Le feu à Notre Dame
- ciara regan

- Apr 15, 2019
- 2 min read
My phone buzzed during my geology lecture and I looked down. My mother sent me a Google link with the words “Aaack.” What did that mean? It probably was not important, especially knowing her and her love for sending me links to videos of kittens and sloths.
So when I opened my phone and clicked the link, my jaw dropped. The USA Today headline read “Famed Notre Dame Cathedral ablaze in Paris.”
I was there just six months ago! I lit a candle for a family member, my mother and I knelt in the pews. The cathedral was so tangible to me, the memory still so vivid. How could this be happening?
I’d grown up watching The Hunchback of Notre Dame. The image of the cathedral ablaze in the movie flashed into my mind, this time no longer a cartoon, but a real life nightmare.
The pictures from Le Monde and The New York Times looked almost apocalyptic as a thousand years of history burned, bruising the evening sky across Paris. I cringed as I posted one to my Instagram story.

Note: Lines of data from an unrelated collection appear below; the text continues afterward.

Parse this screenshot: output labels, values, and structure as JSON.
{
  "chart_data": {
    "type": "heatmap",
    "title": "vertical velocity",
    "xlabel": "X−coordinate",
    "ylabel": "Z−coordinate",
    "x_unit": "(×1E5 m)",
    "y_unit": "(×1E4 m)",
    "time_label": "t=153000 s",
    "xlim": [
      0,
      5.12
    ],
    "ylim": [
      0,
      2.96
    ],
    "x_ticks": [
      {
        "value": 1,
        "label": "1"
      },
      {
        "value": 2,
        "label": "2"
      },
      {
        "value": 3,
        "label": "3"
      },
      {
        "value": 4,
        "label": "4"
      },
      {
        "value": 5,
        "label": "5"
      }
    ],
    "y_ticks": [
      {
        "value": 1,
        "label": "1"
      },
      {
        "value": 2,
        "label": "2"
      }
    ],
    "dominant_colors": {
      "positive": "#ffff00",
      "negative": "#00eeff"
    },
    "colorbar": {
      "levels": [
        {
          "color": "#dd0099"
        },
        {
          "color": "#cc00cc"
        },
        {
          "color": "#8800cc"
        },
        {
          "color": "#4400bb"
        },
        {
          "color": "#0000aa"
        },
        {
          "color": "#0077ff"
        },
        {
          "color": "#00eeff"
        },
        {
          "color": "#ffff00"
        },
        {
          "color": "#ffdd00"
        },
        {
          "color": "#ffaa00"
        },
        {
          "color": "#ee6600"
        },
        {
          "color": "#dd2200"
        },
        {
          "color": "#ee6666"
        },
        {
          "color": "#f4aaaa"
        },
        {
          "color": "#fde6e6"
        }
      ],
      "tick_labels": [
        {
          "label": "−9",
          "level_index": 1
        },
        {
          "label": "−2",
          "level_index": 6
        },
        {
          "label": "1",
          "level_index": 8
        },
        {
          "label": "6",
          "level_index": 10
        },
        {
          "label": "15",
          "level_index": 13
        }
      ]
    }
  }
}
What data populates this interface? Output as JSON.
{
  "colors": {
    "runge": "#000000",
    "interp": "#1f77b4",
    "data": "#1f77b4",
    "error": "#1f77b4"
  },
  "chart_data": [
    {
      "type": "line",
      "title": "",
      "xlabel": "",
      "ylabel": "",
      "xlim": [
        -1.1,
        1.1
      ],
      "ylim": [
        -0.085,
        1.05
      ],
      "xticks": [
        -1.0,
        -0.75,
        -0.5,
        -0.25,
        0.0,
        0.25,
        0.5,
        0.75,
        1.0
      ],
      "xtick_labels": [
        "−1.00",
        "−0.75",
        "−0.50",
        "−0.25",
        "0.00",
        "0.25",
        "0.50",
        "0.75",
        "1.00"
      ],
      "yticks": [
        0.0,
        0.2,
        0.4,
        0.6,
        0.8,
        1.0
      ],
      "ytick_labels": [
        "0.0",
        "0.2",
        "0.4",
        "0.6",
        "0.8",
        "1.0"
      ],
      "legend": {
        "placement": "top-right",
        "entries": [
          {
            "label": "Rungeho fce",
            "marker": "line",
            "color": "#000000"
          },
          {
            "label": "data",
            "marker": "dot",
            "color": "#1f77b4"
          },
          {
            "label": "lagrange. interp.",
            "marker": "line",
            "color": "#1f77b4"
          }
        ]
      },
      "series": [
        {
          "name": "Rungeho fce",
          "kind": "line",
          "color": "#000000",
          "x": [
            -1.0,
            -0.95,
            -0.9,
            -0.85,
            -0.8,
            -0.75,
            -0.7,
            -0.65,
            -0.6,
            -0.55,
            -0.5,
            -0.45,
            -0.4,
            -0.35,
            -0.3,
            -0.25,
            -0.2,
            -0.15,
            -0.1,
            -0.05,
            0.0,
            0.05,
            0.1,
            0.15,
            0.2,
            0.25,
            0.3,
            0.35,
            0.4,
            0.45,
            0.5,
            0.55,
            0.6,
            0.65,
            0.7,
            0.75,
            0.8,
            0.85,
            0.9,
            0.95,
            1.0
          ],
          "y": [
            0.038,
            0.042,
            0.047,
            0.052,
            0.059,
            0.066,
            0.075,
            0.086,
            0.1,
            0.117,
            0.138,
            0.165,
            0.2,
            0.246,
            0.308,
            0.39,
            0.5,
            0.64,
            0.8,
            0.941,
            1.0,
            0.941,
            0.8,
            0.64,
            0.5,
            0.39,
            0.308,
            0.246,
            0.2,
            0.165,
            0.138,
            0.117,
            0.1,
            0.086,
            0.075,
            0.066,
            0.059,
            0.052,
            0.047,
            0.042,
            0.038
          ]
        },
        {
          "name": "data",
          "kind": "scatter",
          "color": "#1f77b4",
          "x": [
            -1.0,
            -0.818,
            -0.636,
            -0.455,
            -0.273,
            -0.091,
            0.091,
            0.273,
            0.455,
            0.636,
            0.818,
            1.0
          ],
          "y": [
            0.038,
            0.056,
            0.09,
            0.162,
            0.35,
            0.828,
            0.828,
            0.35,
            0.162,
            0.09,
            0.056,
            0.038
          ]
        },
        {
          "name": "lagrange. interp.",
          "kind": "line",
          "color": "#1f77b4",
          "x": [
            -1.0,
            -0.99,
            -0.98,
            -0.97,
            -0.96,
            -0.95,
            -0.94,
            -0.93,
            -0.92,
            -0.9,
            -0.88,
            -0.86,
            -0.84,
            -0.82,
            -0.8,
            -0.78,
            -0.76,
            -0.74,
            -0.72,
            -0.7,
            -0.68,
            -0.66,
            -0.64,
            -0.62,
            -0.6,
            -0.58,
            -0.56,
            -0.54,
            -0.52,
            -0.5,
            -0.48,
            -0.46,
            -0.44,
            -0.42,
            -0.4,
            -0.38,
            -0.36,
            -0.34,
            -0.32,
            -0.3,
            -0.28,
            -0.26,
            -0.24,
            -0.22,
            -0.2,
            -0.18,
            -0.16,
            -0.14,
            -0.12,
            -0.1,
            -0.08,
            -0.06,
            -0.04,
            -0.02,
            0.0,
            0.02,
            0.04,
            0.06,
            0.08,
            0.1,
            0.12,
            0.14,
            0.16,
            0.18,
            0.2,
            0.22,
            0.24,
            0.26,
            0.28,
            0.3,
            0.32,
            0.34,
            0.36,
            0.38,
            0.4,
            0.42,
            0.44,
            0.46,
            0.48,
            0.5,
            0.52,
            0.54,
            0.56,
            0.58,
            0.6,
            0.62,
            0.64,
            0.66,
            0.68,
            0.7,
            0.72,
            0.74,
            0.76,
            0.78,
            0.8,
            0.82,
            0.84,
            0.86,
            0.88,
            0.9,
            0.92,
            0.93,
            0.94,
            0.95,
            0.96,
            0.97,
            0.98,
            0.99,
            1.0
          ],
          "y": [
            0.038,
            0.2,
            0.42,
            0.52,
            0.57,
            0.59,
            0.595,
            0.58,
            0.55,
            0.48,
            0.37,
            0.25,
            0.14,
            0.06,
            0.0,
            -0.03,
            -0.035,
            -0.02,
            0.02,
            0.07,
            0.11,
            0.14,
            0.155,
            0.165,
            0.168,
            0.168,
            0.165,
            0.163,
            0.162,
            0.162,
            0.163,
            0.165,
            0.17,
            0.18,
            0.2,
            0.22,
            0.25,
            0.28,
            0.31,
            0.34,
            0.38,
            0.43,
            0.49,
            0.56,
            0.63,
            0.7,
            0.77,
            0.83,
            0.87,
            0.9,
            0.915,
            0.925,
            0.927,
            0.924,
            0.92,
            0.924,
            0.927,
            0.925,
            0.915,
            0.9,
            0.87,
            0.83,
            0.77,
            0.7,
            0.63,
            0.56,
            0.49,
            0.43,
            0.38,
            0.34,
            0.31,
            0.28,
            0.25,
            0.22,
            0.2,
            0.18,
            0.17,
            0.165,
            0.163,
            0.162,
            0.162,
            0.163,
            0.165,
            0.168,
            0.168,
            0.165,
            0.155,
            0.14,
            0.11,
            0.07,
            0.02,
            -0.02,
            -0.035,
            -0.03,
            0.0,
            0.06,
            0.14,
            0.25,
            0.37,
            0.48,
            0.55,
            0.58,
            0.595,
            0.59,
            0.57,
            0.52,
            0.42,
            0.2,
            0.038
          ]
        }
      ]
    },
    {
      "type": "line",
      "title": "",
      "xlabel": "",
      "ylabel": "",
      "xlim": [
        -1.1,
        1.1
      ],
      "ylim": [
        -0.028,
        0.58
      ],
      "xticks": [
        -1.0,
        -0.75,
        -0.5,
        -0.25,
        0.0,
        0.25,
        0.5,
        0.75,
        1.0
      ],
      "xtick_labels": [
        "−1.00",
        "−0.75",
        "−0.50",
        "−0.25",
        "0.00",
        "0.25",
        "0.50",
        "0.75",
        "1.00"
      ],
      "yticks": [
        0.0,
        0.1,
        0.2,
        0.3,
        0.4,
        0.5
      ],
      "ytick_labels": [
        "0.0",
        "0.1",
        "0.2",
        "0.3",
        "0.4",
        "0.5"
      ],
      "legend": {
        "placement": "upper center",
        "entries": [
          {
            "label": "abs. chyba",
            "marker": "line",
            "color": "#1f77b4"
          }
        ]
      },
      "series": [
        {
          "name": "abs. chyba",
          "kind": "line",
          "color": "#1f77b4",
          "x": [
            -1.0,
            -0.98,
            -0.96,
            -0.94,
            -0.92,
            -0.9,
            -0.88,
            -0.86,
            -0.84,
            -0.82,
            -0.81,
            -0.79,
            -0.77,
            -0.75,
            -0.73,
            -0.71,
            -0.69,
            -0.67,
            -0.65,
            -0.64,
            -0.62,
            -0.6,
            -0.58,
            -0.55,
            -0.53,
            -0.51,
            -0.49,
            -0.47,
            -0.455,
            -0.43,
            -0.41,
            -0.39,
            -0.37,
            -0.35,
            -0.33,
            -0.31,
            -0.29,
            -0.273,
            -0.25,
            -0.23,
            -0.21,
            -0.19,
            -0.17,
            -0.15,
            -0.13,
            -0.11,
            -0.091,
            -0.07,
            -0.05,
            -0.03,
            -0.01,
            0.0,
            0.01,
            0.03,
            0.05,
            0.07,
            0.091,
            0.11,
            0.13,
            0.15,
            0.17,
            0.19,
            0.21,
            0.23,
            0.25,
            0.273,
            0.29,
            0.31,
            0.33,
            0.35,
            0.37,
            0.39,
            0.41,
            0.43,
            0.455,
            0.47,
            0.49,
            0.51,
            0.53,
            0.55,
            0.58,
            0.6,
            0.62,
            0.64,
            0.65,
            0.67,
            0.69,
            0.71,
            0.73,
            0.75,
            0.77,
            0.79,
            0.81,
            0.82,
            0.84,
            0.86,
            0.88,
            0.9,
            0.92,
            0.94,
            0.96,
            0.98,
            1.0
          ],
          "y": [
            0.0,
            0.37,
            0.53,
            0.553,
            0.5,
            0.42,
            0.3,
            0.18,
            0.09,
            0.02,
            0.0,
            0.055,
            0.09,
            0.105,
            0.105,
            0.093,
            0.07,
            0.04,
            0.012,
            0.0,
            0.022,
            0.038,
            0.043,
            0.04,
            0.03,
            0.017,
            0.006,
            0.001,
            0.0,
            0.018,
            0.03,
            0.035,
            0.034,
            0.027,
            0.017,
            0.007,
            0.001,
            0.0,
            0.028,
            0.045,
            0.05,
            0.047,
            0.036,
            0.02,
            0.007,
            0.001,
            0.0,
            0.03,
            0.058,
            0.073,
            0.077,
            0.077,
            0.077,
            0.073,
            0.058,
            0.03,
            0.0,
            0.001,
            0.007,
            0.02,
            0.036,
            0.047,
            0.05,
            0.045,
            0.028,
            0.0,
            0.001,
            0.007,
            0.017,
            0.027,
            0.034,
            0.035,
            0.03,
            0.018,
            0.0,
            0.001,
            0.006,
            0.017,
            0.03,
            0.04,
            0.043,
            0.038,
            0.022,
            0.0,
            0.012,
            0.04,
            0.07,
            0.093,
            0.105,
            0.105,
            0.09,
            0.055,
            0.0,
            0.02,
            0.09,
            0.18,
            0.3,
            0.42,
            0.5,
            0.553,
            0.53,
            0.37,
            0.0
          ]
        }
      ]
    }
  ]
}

I think the saddest part of this is the importance of Notre Dame to France. The Cathedral hosts around 30,000 tourists per day, and nearly twice as many visitors than the Eiffel Tower annually. It truly is the center of Paris, as the medieval city was built surrounding the cathedral. As Paris grew, it grew around the historical town.
Many Catholics visit P

aris simply for Notre Dame, a pilgrimage for the religious. Beyond its existence as a tourist destination, the cathedral is a house of worship. From the ornate stained glass to alters designated to specific saints, the interior of Notre Dame is a sacred center of religion. As it burns, so does an integral aspect of the history of Catholicism.
Notre Dame was there during the rise of Protestantism, and it stayed there. It stood during the Vichy government in Paris. Hell, it was there during the French Revolution. This building has been around and stood tall during so much history. And now, in 2019, it burns for an unknown reason.